Now the National Park Service under Secretary Ryan Zinke has pulled its representative from the event and is working to certify that “the flagpole adjacent to Christopher Park was not technically on federal land so that no rainbow flag would be flying on US government property,” according to NYC's Gay City News:
The National Park Service's Barbara Applebaum, who arranged the permit for the event, dropped out as a speaker at the ceremony — her office citing a schedule conflict — and organizers of the event said in a release that the Park Service dropped its sponsorship of the event for which it had issued the permit to veteran gay activist Michael Petrelis.
Ann Northrop, co-host of Gay USA, who will preside over the dedication, said, “This is an unbelievably petty, sleazy, transparent bit of cruelty by the Trump administration. Evidently, we are so filthy to them and their right-wing supporters that they can't even be associated with a few yards of rainbow fabric.”
Veteran gay activist Ken Kidd said he suspected that anti-LGBTQ haters read an article on the event and alerted their higher-ups within the Trump administration, adding, “The very idea that taxpayer dollars were spent researching a flagpole on a national monument when there are so many other things at stake in the country is an outrage.”

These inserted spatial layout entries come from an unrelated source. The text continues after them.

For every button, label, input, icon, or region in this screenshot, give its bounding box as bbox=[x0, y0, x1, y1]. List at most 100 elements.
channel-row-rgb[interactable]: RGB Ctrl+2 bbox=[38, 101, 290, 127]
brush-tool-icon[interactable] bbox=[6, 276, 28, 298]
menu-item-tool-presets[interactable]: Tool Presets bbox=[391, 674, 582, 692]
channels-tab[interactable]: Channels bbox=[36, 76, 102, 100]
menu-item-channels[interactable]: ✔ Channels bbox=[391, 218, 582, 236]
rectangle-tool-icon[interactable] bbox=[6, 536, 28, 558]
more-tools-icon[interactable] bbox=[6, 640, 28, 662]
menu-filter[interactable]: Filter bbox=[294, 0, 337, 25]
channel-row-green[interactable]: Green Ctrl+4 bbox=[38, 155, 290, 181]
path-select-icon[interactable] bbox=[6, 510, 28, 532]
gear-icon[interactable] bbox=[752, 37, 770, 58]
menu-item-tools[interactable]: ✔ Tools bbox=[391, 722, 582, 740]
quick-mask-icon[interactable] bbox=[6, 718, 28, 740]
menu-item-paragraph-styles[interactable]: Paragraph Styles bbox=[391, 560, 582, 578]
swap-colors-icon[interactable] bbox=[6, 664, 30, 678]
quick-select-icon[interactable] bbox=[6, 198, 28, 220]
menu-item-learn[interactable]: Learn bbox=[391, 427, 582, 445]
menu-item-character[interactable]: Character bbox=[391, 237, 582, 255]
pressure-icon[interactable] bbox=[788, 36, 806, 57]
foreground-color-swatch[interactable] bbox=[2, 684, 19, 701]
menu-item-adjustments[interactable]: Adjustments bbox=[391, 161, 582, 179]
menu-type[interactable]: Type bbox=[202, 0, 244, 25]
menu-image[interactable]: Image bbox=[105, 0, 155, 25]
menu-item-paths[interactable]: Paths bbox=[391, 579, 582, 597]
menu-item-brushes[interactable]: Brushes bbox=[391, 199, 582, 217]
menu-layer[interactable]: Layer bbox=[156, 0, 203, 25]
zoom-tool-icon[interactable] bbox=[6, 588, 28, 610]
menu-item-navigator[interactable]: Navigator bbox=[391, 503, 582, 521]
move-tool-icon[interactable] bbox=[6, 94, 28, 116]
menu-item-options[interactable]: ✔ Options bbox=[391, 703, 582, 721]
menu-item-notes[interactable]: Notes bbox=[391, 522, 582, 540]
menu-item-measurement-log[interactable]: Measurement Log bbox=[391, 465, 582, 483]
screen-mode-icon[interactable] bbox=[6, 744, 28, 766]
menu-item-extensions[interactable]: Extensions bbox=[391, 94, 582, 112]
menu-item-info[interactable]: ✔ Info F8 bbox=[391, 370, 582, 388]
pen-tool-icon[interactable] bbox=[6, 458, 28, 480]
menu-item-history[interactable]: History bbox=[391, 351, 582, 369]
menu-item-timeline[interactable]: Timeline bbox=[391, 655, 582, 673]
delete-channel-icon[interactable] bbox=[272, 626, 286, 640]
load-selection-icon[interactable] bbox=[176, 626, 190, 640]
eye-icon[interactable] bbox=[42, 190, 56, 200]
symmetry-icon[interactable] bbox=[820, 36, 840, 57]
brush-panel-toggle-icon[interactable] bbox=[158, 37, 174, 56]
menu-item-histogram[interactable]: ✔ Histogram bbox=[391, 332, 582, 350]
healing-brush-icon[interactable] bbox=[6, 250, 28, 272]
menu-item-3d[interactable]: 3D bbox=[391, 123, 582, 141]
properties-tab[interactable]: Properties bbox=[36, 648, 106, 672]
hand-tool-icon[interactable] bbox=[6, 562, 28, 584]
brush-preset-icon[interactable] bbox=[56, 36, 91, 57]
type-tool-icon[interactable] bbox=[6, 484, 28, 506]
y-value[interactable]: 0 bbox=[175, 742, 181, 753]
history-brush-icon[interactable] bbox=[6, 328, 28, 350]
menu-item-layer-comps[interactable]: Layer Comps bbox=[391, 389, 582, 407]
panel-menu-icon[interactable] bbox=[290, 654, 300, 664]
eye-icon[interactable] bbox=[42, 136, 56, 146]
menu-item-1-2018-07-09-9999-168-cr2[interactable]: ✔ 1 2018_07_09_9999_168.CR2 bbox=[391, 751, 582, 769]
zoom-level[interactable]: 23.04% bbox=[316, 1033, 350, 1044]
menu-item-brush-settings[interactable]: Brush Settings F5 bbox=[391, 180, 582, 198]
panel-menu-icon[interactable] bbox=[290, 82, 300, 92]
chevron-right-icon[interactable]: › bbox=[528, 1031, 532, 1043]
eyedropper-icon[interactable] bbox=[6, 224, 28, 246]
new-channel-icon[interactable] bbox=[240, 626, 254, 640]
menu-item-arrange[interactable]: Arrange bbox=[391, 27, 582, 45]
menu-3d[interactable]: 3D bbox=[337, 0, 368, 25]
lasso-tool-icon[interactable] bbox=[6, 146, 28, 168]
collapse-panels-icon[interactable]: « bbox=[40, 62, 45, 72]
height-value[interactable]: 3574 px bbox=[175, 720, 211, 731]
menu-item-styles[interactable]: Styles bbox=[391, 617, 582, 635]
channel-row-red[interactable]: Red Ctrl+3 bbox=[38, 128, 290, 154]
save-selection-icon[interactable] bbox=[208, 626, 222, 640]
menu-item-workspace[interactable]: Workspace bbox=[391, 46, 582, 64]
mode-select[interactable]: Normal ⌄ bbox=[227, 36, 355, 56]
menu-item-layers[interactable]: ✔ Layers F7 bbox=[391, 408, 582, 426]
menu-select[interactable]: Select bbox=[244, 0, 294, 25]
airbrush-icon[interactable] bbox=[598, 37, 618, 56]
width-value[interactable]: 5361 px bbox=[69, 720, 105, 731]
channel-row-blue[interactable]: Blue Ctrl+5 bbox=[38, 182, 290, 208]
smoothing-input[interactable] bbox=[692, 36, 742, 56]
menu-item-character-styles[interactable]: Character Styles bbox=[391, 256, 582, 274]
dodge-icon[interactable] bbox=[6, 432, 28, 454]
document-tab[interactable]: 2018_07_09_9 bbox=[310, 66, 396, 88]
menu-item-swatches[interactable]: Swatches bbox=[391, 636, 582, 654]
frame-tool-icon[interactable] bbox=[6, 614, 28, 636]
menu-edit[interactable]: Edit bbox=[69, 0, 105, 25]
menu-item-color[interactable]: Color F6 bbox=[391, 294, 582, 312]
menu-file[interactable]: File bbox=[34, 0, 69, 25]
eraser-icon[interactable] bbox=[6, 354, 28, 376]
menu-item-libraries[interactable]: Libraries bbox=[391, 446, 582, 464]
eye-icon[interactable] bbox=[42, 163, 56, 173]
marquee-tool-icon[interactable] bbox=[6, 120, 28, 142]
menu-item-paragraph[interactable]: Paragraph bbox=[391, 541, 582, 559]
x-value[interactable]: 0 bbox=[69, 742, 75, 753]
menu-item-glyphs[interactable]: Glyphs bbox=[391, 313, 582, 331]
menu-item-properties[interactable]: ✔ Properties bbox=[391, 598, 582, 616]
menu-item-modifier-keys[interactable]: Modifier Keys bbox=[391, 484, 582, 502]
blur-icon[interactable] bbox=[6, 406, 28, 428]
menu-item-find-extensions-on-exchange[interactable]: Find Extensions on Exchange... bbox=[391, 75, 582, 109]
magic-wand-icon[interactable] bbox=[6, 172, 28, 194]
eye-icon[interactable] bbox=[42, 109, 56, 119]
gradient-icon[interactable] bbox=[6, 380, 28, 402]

Maps of the monument, including those provided to Petrelis, do include the flagpole. And whatever other status it may have, it sits within the designated monument area — though not on federal land, the Park Service is now saying. On the Park Service website, the page that had the map for the Stonewall National Monument has been taken down.
Kidd said, “What we had planned with great people from the National Park Service was a lovely, small-town all-American celebration of our rightful place as citizens and of Stonewall's rightful place in the struggle for equality in the USA. Our plans are to continue with that celebration.”
The Stonewall National Monument was designated last year by Barack Obama under the powers given him by the Antiquities Act.